Question

find the product of (-d + e)(4e + d). which statements are true? check all that apply. there are 2 terms in the product. there are 3 terms in the product. there are 4 terms in the product. the product is degree 1. the product is degree 2. the product is degree 4.

Explanation:

Step1: Expand the product

We use the distributive property (FOIL method) to expand \((-d + e)(4e + d)\).
First, multiply \(-d\) by \(4e\): \(-d\times4e=-4de\)
Then, multiply \(-d\) by \(d\): \(-d\times d=-d^{2}\)
Next, multiply \(e\) by \(4e\): \(e\times4e = 4e^{2}\)
Finally, multiply \(e\) by \(d\): \(e\times d=de\)
Now, combine like terms: \(-4de - d^{2}+4e^{2}+de=-3de - d^{2}+4e^{2}\)

Step2: Analyze the number of terms

The expanded form is \(-3de - d^{2}+4e^{2}\), which has 3 terms.

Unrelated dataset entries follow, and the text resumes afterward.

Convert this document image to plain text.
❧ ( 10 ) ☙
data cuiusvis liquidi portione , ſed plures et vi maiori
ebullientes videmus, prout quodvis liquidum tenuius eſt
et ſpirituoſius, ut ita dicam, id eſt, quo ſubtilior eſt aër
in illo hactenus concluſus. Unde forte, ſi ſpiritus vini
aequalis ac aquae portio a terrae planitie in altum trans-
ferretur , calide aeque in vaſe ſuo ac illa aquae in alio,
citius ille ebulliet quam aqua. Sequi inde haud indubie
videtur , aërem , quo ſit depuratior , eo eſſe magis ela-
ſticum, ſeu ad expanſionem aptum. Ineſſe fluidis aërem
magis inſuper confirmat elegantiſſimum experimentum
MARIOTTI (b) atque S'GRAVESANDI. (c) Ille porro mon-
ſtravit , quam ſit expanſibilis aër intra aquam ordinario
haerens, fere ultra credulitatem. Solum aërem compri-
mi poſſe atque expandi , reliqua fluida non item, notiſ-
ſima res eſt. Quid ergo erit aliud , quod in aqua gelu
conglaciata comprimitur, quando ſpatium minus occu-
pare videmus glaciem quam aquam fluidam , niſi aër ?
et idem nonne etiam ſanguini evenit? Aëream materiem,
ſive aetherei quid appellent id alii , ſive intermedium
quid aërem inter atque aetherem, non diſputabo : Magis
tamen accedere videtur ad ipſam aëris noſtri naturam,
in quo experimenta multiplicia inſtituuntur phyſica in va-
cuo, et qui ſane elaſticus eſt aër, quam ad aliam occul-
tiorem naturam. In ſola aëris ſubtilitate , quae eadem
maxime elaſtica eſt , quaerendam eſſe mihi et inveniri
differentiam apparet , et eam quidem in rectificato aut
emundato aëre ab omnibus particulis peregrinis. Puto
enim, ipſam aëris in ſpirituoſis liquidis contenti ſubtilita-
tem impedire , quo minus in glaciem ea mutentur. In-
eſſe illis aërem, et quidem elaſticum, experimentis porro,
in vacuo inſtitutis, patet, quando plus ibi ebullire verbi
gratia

So "There are 3 terms in the product" is true.

Step3: Analyze the degree of the product

The degree of a term is the sum of the exponents of its variables.
For \(-3de\): degree is \(1 + 1=2\)
For \(-d^{2}\): degree is \(2\)
For \(4e^{2}\): degree is \(2\)
The highest degree among the terms is 2, so the product is degree 2. So "The product is degree 2" is true.

Answer:

B. There are 3 terms in the product, E. The product is degree 2 (assuming the options are labeled as A: There are 2 terms in the product, B: There are 3 terms in the product, C: There are 4 terms in the product, D: The product is degree 1, E: The product is degree 2, F: The product is degree 4. If the original options have different labels, adjust accordingly, but based on the analysis, the correct statements are "There are 3 terms in the product" and "The product is degree 2".)